Icon Written by GeoffM1968 on March 1, 1999 – 5:11 pm

We have been talking the last few months about taking the time during the slower winter months to plan our spring gardens. Our focus has been on annuals, perennial’s, seeds, and shrubs for the garden. This month we look at another green area, the vast wasteland we call “The Lawn.” 

Our views on grasslands are largely influenced by the European Formal Gardens with their vast panoramas of manicured lawns. We spend untold time and money on cultivating, planting, fertilizing, and maintaining these short grass lawns. We even mow our roadside’s and parklands short like our lawns. Much of what we do is driven not by necessity but, because of what we think we must do so to conform to our community standards of appearance and behavior. 

In our subdivision, every Saturday morning we each get out our mower and start cutting away. If one of us was to miss this ritual mowing, it would be assumed that we were sick and most likely the other neighbors would pitch in and get the job done. Many times, I must confess, we have cut our lawn when it really did not need it. This behavior is even stronger in the rural/suburban areas where vast amounts of acreage are mowed. Take a drive in the country sometime and look at the large lawns. 
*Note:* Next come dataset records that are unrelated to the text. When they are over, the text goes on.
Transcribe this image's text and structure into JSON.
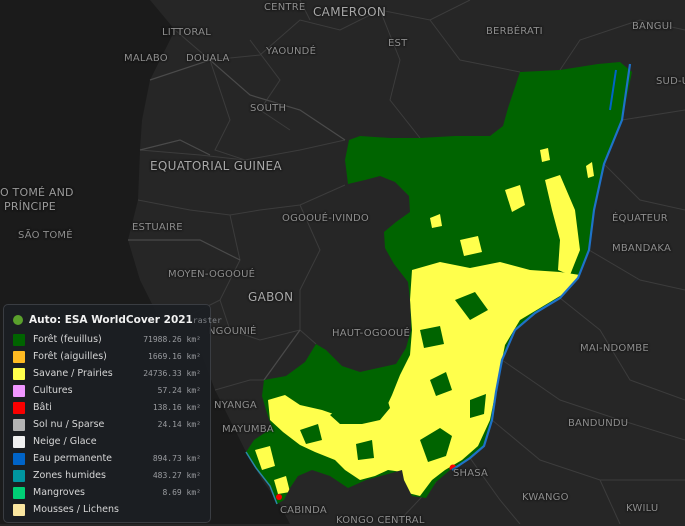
{
  "map": {
    "labels": [
      {
        "id": "centre",
        "text": "CENTRE"
      },
      {
        "id": "cameroon",
        "text": "CAMEROON"
      },
      {
        "id": "bangui",
        "text": "BANGUI"
      },
      {
        "id": "littoral",
        "text": "LITTORAL"
      },
      {
        "id": "yaounde",
        "text": "YAOUNDÉ"
      },
      {
        "id": "est",
        "text": "EST"
      },
      {
        "id": "berberati",
        "text": "BERBÉRATI"
      },
      {
        "id": "sud-u",
        "text": "SUD-U"
      },
      {
        "id": "malabo",
        "text": "MALABO"
      },
      {
        "id": "douala",
        "text": "DOUALA"
      },
      {
        "id": "south",
        "text": "SOUTH"
      },
      {
        "id": "eq-guinea",
        "text": "EQUATORIAL GUINEA"
      },
      {
        "id": "sao-tome",
        "text": "O TOMÉ AND"
      },
      {
        "id": "principe",
        "text": "PRÍNCIPE"
      },
      {
        "id": "sao-tome-city",
        "text": "SÃO TOMÉ"
      },
      {
        "id": "estuaire",
        "text": "ESTUAIRE"
      },
      {
        "id": "ogooue-ivindo",
        "text": "OGOOUÉ-IVINDO"
      },
      {
        "id": "equateur",
        "text": "ÉQUATEUR"
      },
      {
        "id": "mbandaka",
        "text": "MBANDAKA"
      },
      {
        "id": "moyen-ogooue",
        "text": "MOYEN-OGOOUÉ"
      },
      {
        "id": "gabon",
        "text": "GABON"
      },
      {
        "id": "ngounie",
        "text": "NGOUNIÉ"
      },
      {
        "id": "haut-ogooue",
        "text": "HAUT-OGOOUÉ"
      },
      {
        "id": "mai-ndombe",
        "text": "MAI-NDOMBE"
      },
      {
        "id": "nyanga",
        "text": "NYANGA"
      },
      {
        "id": "bandundu",
        "text": "BANDUNDU"
      },
      {
        "id": "mayumba",
        "text": "MAYUMBA"
      },
      {
        "id": "kinshasa",
        "text": "SHASA"
      },
      {
        "id": "kwango",
        "text": "KWANGO"
      },
      {
        "id": "cabinda",
        "text": "CABINDA"
      },
      {
        "id": "kwilu",
        "text": "KWILU"
      },
      {
        "id": "kongo-central",
        "text": "KONGO CENTRAL"
      }
    ]
  },
  "legend": {
    "title": "Auto: ESA WorldCover 2021",
    "type": "raster",
    "dot_color": "#5aa02c",
    "items": [
      {
        "label": "Forêt (feuillus)",
        "area": "71988.26 km²",
        "color": "#006400"
      },
      {
        "label": "Forêt (aiguilles)",
        "area": "1669.16 km²",
        "color": "#ffbb22"
      },
      {
        "label": "Savane / Prairies",
        "area": "24736.33 km²",
        "color": "#ffff4c"
      },
      {
        "label": "Cultures",
        "area": "57.24 km²",
        "color": "#f096ff"
      },
      {
        "label": "Bâti",
        "area": "138.16 km²",
        "color": "#fa0000"
      },
      {
        "label": "Sol nu / Sparse",
        "area": "24.14 km²",
        "color": "#b4b4b4"
      },
      {
        "label": "Neige / Glace",
        "area": "",
        "color": "#f0f0f0"
      },
      {
        "label": "Eau permanente",
        "area": "894.73 km²",
        "color": "#0064c8"
      },
      {
        "label": "Zones humides",
        "area": "483.27 km²",
        "color": "#0096a0"
      },
      {
        "label": "Mangroves",
        "area": "8.69 km²",
        "color": "#00cf75"
      },
      {
        "label": "Mousses / Lichens",
        "area": "",
        "color": "#fae6a0"
      }
    ]
  }
}
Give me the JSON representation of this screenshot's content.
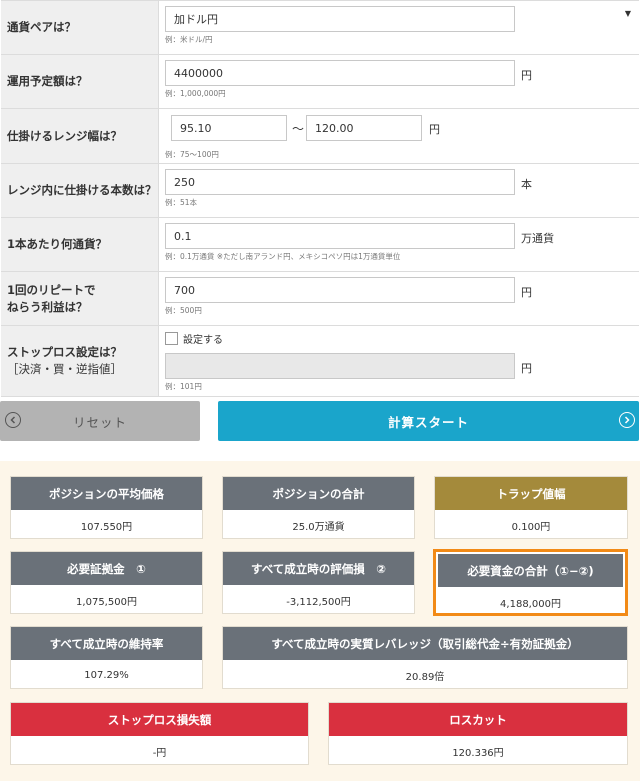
{
  "form": {
    "pair": {
      "label": "通貨ペアは？",
      "value": "加ドル円",
      "example": "例：米ドル/円"
    },
    "amount": {
      "label": "運用予定額は？",
      "value": "4400000",
      "unit": "円",
      "example": "例：1,000,000円"
    },
    "range": {
      "label": "仕掛けるレンジ幅は？",
      "low": "95.10",
      "sep": "〜",
      "high": "120.00",
      "unit": "円",
      "example": "例：75〜100円"
    },
    "count": {
      "label": "レンジ内に仕掛ける本数は？",
      "value": "250",
      "unit": "本",
      "example": "例：51本"
    },
    "lot": {
      "label": "1本あたり何通貨？",
      "value": "0.1",
      "unit": "万通貨",
      "example": "例：0.1万通貨 ※ただし南アランド円、メキシコペソ円は1万通貨単位"
    },
    "profit": {
      "label1": "1回のリピートで",
      "label2": "ねらう利益は？",
      "value": "700",
      "unit": "円",
      "example": "例：500円"
    },
    "stoploss": {
      "label1": "ストップロス設定は？",
      "label2": "［決済・買・逆指値］",
      "checkbox": "設定する",
      "value": "",
      "unit": "円",
      "example": "例：101円"
    }
  },
  "buttons": {
    "reset": "リセット",
    "start": "計算スタート"
  },
  "results": {
    "avg_price": {
      "title": "ポジションの平均価格",
      "value": "107.550円"
    },
    "total_pos": {
      "title": "ポジションの合計",
      "value": "25.0万通貨"
    },
    "trap": {
      "title": "トラップ値幅",
      "value": "0.100円"
    },
    "margin": {
      "title": "必要証拠金　①",
      "value": "1,075,500円"
    },
    "eval_loss": {
      "title": "すべて成立時の評価損　②",
      "value": "-3,112,500円"
    },
    "required": {
      "title": "必要資金の合計（①−②)",
      "value": "4,188,000円"
    },
    "maint": {
      "title": "すべて成立時の維持率",
      "value": "107.29%"
    },
    "leverage": {
      "title": "すべて成立時の実質レバレッジ（取引総代金÷有効証拠金）",
      "value": "20.89倍"
    },
    "sl_loss": {
      "title": "ストップロス損失額",
      "value": "-円"
    },
    "losscut": {
      "title": "ロスカット",
      "value": "120.336円"
    }
  },
  "colors": {
    "accent": "#1aa5cb",
    "header": "#6a7179",
    "gold": "#a48a3b",
    "red": "#d9303f",
    "highlight": "#f28a16"
  }
}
Fortunately, this obsession with manicured lawns and short grasses is shifting. Tall grass lawns are becoming more and more acceptable. Mowing the roadsides also seems to be falling out of fashion. We see more of “The Lawn” being converted to tall grass prairies or wild flower gardens (see May 1997 Yard Talk) which has a positive effect on the natural environment. You will be amazed at the increased number of birds, butterflies, and animals you will see just by not mowing parts or all of your lawn. 

Tallgrass lawns such as these are referred to as Eurasian Lawns as they are made up of grass species native to the European Continent. While they do produce an abundance of wildlife, it is nothing like what can be found in our native prairie grasses or eastern meadows. 

Some of the advantages to the homeowner in reducing or eliminating mowing are:

  • Time saved in not having to mow.
  • Reduced noise and air pollution.
  • Money saved on equipment purchases or lawn service.
  • Increased plant and animal variety.
  • No need to use costly chemical fertilizers, pesticides, or herbicides.

Maybe the results will not be earthshaking but, just possibly, a few more birds and butterflies will find their way into your neighborhood. You can say, at least in some small way, you helped promote bio-diversity. After all, while those manicured lawns look neat and tidy they are also very sterile. Why not this season take the plunge, think different, and start your own Tallgrass Prairie?